I got Rosie to admit that she can sing, too, but - “Not in public anymore. But yeah, I’ve got a weird, sort of folky jazz voice that comes out once in a while.”
We also talked about how she has combined her passions for harp and for acting. Her undergraduate dissertation was about using theater practice to enhance your musical performance. She makes a good point that it’s not only singers that need to do this, but instrumentalists, too. She also talked about starting her final undergraduate recital with “Tea Ceremony” by Catherine Kontz, a piece which is all about the art of drinking tea. "I did a very dramatic version of that, I sort of based my interpretation on Alice in Wonderland and the Mad Hatter, and also the differences between eastern and western tea ceremonies. A friend of mine happened to have spent some time in Japan, and she had a geisha kit, so she dressed up and did a Japanese tea ceremony whilst I played.“
Rosie is a person of diverse interests, which is why, she says, she wants to be a freelance musician. "I change my mind constantly, what I want to do, it’s just the type of person I am. If you’re attached to an orchestra rather than freelancing, it’s like having the equivalent of a nine to five job, and I can’t do that. I need to do something different every week. One week I’m doing a theatrical sort of thing with a mime, next week I’m doing solo concerts, the next week I’m playing in a jazz club in London, next week I’m playing a ballet orchestra - that keeps me going.”

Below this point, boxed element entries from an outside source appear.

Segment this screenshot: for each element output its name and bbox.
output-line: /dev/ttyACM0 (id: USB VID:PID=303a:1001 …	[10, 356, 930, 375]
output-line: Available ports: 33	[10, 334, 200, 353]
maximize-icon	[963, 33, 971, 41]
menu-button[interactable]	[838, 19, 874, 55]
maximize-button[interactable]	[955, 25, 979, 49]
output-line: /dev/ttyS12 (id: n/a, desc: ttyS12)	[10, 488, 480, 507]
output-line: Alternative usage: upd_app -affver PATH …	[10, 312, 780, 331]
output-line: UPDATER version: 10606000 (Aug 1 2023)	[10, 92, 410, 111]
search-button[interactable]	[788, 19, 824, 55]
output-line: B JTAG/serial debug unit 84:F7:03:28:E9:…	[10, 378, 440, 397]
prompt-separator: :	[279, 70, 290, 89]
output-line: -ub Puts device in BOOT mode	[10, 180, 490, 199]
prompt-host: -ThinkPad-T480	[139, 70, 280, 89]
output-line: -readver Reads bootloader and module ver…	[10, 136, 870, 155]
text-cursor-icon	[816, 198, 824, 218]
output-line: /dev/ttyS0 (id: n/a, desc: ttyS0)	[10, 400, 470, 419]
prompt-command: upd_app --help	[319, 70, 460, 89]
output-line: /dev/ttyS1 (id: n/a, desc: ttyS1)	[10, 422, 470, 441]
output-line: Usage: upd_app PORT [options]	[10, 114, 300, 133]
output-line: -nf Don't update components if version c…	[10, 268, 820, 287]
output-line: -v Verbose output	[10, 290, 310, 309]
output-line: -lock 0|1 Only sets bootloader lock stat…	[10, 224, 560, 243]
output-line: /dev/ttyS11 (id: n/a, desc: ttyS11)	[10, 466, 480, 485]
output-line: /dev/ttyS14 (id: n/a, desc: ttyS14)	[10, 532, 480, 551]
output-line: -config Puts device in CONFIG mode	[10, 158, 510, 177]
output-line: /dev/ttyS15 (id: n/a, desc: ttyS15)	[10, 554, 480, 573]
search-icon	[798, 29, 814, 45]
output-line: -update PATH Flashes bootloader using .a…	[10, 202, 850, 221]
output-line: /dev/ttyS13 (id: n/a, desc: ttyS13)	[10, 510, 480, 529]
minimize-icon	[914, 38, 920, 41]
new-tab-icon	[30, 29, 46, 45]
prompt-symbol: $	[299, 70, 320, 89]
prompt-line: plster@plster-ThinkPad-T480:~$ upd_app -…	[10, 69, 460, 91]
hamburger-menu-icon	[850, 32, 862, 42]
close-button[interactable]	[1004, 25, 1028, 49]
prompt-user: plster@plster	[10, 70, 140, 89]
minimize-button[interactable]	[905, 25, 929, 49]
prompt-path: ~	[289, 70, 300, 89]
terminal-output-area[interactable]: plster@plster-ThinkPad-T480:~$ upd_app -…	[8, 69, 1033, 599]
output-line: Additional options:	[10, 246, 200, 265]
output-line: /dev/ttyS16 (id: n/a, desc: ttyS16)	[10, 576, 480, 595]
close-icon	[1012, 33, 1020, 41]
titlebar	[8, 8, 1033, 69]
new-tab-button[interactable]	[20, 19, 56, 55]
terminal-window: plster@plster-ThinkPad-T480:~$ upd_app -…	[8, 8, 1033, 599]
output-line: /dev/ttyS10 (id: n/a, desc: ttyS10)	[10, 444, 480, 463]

Rosanna has recently organized ten harpists from the Eastman studio to play “Anthill,” also by Catherine Kontz (www.catherinekontz.com) for what will be its US premiere (we think)! I asked Rosie about her interest in contemporary music, and how she became involved in Catherine Kontz’s music in particular.
“The main reason I got into contemporary music in general was, as a wee little freshman in 2007, my teacher said, we’re going to talk about this concert that we’re going to do at the Huntersfield International Contemporary Music Festival. It’s all pieces for twenty harps, but there’s one piece that’s being written specifically for the festival that’s for ten harps, and all the harpists at the Northern are going to do it. She produced this massive graphic score, and we were like "What the heck is that?” And that, of course, was “Anthill.”
So Rosie played in the premiere of Anthill at Huntersfield. The harp ensemble from Royal Northern was then invited to play at European Music Day, held in London in 2010, where they played “Anthill” under the dinosaur bones in the Natural History Museum - which I think is just the coolest image ever.
You can come and hear the Eastman Harp Ensemble play “Anthill” by Catherine Kontz at the opening concert of the Women in Music Festival on March 25th - TOMORROW - at noon in the Eastman main entrance hall. Ten harps with huge graphic scores - how often do you get to see that?
(I will also be playing Caroline Lizotte’s “Odyssee” for the Women in Music Festival on Wednesday, March 27th at noon in the Sproull Atrium!)
Thanks so much for talking to me, Rosie! Happy spring everyone, warm weather is coming soon!